Parallel zum Strafprozess um die Skandalfirma werden Schadenersatzklagen verhandelt. Die Verfahren verteilen sich auf ganz Deutschland und entwickeln sich zäh.

Böblingen: Marc Schieferecke (eck)

Stuttgart - Die Kürze des Prozesses deutet auf ein Geständnis hin. Ganze vier Verhandlungstage hat das Landgericht Stuttgart für das erste Verfahren um das Skandalunternehmen EN Storage angesetzt. Am ersten wurde ausschließlich die Anklageschrift verlesen. Für den zweiten, den 11. Juni, hat der Angeklagte – Edvin Novalic, einst technischer Geschäftsführer des in Herrenberg ansässigen Pleiteunternehmens – eine umfassende Aussage angekündigt. Er und sein Kompagnon sollen fast 5000 Anleger um mehr als 90 Millionen Euro betrogen haben. Ein Verfahren mit einer solchen Schadensumme würde üblicherweise monatelang dauern.

 

Zäher als der strafrechtliche Prozess sind zivilrechtliche Versuche von Geschädigten, zumindest Teile ihres Geldes zurückzubekommen. Rechtsanwälte fordern in ihrem Namen Schadenersatz von Anlageberatern, die Wertpapiere von EN Storage empfohlen hatten, und von den Wirtschaftsprüfern, die der Pleitefirma blendende Geschäfte bescheinigt hatten. In einer Reihe von Fällen sind Vergleiche mit Beratern verabredet worden. Andere beschäftigen Richter in der ganzen Bundesrepublik, sei es im nordrhein-westfälischen Hamm oder im bayerischen Augsburg.

Sechs Anlageberater sind für schuldlos erklärt worden

Jüngst hat das Landgericht Arnsberg die Klagen gegen sechs Berater abgewiesen, die Wertpapiere von EN Storage vermittelt hatten. Der Rechtsanwalt Marc Ellerbrock verteidigt nahezu alle der Berater. Per Rundbrief informierte er seine Mandanten über den Erfolg in Arnsberg. Die dortigen Richter hatten entschieden, dass die Finanzvermittler „das von der EN Storage betriebene Schneeball- bzw. Betrugssystem“ nicht hätten erkennen können, dennoch vor Risiken gewarnt hatten. Das Gegenteil hätten die Geprellten nicht beweisen können.

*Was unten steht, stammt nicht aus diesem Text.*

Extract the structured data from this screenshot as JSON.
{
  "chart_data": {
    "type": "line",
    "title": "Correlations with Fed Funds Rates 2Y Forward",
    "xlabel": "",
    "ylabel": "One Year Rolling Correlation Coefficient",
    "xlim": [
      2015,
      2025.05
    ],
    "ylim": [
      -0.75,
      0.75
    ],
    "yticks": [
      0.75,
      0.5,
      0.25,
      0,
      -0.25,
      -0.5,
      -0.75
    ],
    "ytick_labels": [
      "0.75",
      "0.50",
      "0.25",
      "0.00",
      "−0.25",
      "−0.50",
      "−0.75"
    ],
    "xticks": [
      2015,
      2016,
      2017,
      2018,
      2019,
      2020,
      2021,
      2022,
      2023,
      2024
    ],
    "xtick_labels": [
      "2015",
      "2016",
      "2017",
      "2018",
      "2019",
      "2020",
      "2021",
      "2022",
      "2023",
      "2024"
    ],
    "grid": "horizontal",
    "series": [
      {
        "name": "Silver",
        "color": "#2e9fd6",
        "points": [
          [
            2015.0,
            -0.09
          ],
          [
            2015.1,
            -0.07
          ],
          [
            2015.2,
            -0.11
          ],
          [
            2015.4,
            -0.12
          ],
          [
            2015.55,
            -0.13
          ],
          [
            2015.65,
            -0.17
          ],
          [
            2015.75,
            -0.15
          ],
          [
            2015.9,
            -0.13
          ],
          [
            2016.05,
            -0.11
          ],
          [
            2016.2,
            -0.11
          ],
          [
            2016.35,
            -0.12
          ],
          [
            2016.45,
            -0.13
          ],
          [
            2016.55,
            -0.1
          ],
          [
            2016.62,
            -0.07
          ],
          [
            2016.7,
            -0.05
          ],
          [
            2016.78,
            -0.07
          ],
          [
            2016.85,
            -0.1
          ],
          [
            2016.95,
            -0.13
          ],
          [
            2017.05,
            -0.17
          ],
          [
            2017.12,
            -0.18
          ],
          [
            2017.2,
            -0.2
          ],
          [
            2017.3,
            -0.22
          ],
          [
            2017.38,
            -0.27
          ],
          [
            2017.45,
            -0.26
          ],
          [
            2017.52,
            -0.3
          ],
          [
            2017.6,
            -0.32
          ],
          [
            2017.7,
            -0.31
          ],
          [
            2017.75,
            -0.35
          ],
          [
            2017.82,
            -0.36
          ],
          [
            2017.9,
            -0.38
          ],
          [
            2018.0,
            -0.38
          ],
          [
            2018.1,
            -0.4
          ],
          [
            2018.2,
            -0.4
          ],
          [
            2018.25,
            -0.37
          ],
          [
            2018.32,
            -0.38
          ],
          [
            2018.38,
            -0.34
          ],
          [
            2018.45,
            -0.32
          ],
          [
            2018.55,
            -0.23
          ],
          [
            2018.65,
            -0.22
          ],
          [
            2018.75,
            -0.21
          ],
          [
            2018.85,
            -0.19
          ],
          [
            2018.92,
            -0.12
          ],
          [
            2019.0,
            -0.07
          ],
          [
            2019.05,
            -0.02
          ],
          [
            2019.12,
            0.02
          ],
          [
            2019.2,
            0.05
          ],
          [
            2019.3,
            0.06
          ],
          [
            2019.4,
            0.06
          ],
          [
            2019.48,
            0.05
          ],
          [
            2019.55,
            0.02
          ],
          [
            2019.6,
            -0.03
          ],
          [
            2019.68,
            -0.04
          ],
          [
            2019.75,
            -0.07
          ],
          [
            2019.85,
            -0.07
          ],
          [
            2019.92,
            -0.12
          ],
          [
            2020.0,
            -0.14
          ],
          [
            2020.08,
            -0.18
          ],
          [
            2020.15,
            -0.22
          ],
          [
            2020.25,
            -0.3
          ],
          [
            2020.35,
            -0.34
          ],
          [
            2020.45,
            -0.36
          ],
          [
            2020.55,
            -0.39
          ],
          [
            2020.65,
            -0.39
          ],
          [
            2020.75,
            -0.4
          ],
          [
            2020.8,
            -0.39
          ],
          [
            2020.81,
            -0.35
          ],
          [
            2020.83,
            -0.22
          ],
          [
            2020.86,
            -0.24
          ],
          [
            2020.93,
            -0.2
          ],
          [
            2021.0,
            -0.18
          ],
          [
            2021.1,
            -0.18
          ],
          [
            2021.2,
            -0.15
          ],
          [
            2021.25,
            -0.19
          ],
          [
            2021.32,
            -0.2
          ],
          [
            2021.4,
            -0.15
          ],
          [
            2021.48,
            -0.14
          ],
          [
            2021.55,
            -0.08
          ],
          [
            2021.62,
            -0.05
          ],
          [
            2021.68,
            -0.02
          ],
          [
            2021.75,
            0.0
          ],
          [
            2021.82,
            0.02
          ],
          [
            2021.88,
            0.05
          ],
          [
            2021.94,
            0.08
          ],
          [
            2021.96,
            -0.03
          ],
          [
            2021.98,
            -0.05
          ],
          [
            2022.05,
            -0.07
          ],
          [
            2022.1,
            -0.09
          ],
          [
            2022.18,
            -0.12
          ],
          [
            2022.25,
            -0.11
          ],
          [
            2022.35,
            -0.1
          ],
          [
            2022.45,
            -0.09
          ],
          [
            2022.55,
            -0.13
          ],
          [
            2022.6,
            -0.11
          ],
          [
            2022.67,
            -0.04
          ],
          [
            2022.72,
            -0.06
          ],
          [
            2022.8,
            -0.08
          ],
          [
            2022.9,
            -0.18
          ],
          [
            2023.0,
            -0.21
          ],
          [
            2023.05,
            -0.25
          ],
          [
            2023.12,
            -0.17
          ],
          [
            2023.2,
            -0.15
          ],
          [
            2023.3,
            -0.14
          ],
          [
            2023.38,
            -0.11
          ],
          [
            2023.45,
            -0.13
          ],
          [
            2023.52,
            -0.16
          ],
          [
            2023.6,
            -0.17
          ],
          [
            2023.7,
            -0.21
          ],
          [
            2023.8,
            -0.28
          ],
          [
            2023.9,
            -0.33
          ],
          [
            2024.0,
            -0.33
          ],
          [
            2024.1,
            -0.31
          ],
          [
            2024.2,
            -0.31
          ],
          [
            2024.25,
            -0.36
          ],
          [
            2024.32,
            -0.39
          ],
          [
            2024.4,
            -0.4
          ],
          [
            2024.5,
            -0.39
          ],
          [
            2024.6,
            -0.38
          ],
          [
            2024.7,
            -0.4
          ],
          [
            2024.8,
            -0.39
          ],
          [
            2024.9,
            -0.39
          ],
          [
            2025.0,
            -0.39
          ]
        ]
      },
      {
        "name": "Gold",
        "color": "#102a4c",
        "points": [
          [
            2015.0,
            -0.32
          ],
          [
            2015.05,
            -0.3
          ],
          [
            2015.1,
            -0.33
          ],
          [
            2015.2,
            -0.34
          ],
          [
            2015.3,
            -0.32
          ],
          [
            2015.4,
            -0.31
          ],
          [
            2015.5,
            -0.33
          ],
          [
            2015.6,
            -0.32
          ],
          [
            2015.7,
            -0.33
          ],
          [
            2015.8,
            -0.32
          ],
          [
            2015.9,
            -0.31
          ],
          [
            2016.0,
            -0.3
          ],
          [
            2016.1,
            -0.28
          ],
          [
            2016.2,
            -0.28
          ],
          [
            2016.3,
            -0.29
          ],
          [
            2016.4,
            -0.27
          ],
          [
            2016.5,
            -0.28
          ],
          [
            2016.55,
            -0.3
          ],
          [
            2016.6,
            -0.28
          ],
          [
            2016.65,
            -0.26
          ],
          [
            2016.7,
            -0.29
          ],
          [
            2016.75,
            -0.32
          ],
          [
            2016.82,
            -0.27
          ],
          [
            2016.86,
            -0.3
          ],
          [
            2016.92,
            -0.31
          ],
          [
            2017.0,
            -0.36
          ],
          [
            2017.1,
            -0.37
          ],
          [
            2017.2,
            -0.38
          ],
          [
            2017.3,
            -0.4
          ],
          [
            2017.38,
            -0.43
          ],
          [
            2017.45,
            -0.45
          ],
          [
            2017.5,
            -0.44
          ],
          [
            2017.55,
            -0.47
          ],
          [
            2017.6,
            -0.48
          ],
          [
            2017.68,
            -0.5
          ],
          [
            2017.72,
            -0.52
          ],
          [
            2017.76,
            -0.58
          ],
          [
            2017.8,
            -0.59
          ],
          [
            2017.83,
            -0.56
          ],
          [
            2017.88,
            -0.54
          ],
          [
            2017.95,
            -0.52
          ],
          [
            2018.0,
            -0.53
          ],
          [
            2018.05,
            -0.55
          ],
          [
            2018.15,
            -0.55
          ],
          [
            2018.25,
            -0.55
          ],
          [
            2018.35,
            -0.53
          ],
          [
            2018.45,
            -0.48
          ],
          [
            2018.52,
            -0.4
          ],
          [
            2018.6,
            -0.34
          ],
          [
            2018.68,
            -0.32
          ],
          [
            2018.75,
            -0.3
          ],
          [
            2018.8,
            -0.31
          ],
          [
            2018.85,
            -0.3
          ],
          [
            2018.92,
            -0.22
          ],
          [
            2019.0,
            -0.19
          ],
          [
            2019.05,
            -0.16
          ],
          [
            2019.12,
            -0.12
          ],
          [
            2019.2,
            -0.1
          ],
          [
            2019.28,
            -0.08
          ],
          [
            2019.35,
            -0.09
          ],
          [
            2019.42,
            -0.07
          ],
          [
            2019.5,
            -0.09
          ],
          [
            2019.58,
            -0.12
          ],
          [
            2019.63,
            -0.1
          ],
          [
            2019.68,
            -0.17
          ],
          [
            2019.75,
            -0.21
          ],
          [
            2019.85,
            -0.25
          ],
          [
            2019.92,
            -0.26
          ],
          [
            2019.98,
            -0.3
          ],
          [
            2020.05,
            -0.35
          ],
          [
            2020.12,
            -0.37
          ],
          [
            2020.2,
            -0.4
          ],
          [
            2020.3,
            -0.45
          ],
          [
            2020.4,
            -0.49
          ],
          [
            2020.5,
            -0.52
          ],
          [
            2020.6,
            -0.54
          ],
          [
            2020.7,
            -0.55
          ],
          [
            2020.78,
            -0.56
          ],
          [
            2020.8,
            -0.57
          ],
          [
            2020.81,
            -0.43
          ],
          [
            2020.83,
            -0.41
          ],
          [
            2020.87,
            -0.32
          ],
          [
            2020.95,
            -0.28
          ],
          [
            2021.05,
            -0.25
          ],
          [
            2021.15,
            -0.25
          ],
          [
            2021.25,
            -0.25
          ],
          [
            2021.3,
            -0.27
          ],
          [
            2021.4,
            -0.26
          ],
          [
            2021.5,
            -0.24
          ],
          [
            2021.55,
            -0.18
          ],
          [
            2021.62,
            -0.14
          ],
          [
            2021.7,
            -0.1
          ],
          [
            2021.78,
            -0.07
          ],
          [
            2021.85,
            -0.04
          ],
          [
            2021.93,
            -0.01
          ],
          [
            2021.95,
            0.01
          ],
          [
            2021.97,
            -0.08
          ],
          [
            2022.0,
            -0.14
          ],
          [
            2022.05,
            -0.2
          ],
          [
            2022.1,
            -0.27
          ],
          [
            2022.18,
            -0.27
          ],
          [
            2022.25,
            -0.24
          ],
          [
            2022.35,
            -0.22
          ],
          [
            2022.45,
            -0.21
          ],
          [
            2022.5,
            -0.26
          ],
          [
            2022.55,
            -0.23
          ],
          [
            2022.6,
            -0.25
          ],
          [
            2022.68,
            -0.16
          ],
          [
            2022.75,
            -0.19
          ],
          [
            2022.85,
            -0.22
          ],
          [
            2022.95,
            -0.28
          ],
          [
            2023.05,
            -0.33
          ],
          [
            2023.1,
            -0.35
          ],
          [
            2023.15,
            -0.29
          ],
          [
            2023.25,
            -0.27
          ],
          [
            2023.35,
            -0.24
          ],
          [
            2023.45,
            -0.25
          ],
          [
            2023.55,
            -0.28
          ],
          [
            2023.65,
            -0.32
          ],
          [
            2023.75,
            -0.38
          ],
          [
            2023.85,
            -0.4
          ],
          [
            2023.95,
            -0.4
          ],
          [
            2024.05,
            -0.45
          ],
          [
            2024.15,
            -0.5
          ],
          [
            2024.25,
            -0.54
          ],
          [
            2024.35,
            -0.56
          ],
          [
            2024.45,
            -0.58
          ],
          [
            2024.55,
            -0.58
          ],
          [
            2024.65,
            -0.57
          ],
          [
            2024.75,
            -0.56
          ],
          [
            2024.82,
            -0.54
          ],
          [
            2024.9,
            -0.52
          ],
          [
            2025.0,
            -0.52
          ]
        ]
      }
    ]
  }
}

Allerdings wird der Rechtsanwalt Ralf Buerger für drei seiner Mandanten ins Berufungsverfahren vor das Oberlandesgericht gehen. Mit dem Urteil „sind wir deutlich nicht einverstanden“, sagt er. Selbstredend sei der Inhalt der Beratungsgespräche schwer beweisbar, „aber es gibt zahlreiche Zeugen für Fälle, in denen auf das Risiko eines Totalverlusts nicht hingewiesen wurde“, sagt Buerger. „Ein Gericht sollte auch solche Indizien berücksichtigen.“

Das Landgericht Stuttgart verhandelt die erste Klage gegen die Wirtschaftsprüfer

Am 18. Juni wird das Landgericht Stuttgart eine Klage verhandeln, „bei der die ganze Palette der Beteiligten vertreten ist“, wie Ellerbrock es formuliert. Sogar, „dass Herr Beier aus der JVA anreist, ist denkbar“. Lutz Beier war der Finanzgeschäftsführer von EN Storage und sitzt – wie Edvin Novalic – in Stuttgart-Stammheim in Untersuchungshaft. Abgesehen von ihm sind weitere Anlageberater auf Schadenersatz verklagt, außerdem die einstigen Wirtschaftsprüfer des Unternehmens. Sie waren bei einer in Stuttgart ansässigen Kanzlei beschäftigt, haben inzwischen aber alle den Arbeitgeber gewechselt.

Klagen gegen die Prüfer hatte sowohl Buerger angekündigt als auch sein Stuttgarter Kollege Florian Hitzler. Hitzler vertritt rund 100 Geschädigte und will von der Kanzlei zwischen einer und zwei Millionen Euro eintreiben. Bisher hegen beide Rechtsanwälte aber nur schriftlichen Kontakt zu den einstigen Wirtschaftsprüfern von EN Storage. „Wir verhandeln gerade darüber, ob man ein Musterverfahren führt, dessen Ergebnis beide Seiten akzeptieren“, sagt Hitzler. Hingegen wird das Landgericht in Stuttgart erstmals über eine Schadenersatzklage gegen die Prüfer entscheiden. Der Prozess beginnt um 16 Uhr.